A Northerner’s Guide to Bristol

Think the differences between the North and South are exaggerated? You couldn’t be more wrong.


To some, the North is ‘England’s green and pleasant land’ of proper country pubs, warm-hearted people, £1 pints and decent gravy. To many of the students of Bristol, it is a cultural wasteland of feral cave dwellers, who emerge only to collect benefits and loot Gregg’s.

Yet, through what can only be assumed to be the result of a serious flaw in the application process, some Northern folk – like myself – are actually admitted into one of the South’s most prestigious and pretentious universities.

A typical northern night out.

Forced to overcome endless obstacles in our noble quest to escape the tumult of degradation into which we are born, northern students must attempt to acclimatise to an environment that actually resembles a civil, functioning society.

Cost of Living

Without a doubt, the first thing an immigrant Northerner will notice in Bristol is the extortionate prices of the staple elements of our domestic diets – beer and McDonald’s.

For example, Britain’s best-loved burger, the McDonald’s Fillet-O-Fish, costs Bristol’s hard-working fast food lovers £2.49. In Hull however, one can expect to pay £2.39.

In Bristol, a pint can set you back anything up to £4, whereas ‘Oop Narth’, alcoholic beverages tend to be free. This is thanks to the ancient, traditional Northern pastimes of stealing, and alcohol dependency.

Granted, these price differences may seem fair, as obviously the entire population of The North is unemployed. But spare a thought for those of us who journey to Bristol in search of a better life, only to have our meagre finances thrown into chaos by such extortionate price-hikes.

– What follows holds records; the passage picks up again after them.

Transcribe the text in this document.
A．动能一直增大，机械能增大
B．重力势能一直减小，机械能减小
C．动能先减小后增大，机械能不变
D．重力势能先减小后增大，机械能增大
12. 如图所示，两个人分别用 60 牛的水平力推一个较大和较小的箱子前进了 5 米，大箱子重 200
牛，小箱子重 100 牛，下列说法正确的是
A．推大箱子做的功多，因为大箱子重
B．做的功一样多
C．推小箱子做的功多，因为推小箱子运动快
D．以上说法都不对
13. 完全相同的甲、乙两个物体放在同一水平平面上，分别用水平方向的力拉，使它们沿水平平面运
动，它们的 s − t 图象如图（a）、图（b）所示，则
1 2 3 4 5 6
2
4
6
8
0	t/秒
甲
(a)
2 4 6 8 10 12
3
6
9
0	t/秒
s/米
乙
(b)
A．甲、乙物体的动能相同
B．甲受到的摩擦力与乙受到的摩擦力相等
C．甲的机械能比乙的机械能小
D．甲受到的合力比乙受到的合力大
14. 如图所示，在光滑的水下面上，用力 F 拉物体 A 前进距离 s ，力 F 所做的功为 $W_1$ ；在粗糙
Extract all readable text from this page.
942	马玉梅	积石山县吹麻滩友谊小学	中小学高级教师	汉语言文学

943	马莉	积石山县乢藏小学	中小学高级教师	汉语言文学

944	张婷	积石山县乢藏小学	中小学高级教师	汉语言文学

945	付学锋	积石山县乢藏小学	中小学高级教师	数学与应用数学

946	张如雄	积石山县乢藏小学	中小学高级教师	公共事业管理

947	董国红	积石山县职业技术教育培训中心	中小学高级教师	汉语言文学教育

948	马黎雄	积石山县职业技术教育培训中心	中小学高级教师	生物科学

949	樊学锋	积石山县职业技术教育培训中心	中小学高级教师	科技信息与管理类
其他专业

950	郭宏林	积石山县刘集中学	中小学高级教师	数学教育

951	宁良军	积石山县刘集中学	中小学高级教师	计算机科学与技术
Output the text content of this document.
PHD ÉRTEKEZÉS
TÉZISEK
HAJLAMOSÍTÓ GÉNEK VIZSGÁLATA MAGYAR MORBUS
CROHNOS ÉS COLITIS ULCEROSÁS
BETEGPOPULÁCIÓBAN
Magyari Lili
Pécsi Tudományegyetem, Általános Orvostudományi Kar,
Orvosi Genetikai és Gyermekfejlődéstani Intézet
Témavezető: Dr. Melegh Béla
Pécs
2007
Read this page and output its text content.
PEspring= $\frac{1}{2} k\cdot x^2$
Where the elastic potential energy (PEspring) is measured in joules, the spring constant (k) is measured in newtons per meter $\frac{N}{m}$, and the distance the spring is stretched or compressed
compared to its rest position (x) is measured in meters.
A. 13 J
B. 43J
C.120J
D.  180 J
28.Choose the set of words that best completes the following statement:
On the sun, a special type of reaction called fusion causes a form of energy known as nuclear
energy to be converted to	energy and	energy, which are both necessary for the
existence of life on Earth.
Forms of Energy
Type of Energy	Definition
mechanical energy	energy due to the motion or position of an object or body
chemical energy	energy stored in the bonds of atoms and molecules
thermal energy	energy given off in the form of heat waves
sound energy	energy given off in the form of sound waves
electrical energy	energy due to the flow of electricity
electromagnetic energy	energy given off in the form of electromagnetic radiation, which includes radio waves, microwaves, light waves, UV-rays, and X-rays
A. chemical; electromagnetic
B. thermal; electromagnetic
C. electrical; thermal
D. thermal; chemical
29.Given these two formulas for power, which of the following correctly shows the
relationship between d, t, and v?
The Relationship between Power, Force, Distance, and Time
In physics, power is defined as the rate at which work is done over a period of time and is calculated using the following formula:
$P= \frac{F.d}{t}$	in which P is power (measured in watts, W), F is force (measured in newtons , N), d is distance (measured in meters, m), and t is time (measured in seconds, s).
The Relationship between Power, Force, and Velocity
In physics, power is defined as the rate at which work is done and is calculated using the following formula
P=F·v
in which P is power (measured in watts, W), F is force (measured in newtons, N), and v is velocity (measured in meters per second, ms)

Despite being geographically bookended by the linguistic wonders of Essex and The West Country, the vast majority of the South of England is disappointingly bland. Of course, the Bristol accent is colourful, but indigenous Bristolians are difficult to come by on the mean streets of Clifton.

An indigenous Bristolian Photo: Scotsman

Travel a few hundred miles up the M6, however, and you can expect to be greeted with a rainbow-like spectrum of fun, interesting and characterful accents.

From the simply irresistible Geordie twang of Cheryl Cole and her clan, to the heartwarming Mancunian drawl of the Gallagher brothers and the cast of Shameless.


A great man (probably Northern) once wryly observed that “Southerners are stylish, Northerners are practical”.

Left to fend for ourselves in a fashion wasteland, we Northern folk tend to take a more pragmatic approach to dressing. This in stark opposition to the more chic “let’s-copy-those-twats-from-Made-in-Chelsea” approach that is so often found in Bristol.


Equally, any given Saturday in Liverpool sees the city centre shops teeming with pyjama-clad, roller-haired beauties, unwilling to waste so much as a second of precious getting-ready time before the traditional all-you-can-drink for a fiver free-for-all that is Saturday night in any self-respecting Northern metropolis.

Yet, dare pass the doors of Blue Mountain emitting so much as a whiff of fake tan, and you will be regarded with the sort of suspicion largely reserved for war criminals, or paedophiles.

To conclude, some might say the distinctions between North and South are blown out of proportion. They are wrong. And stupid.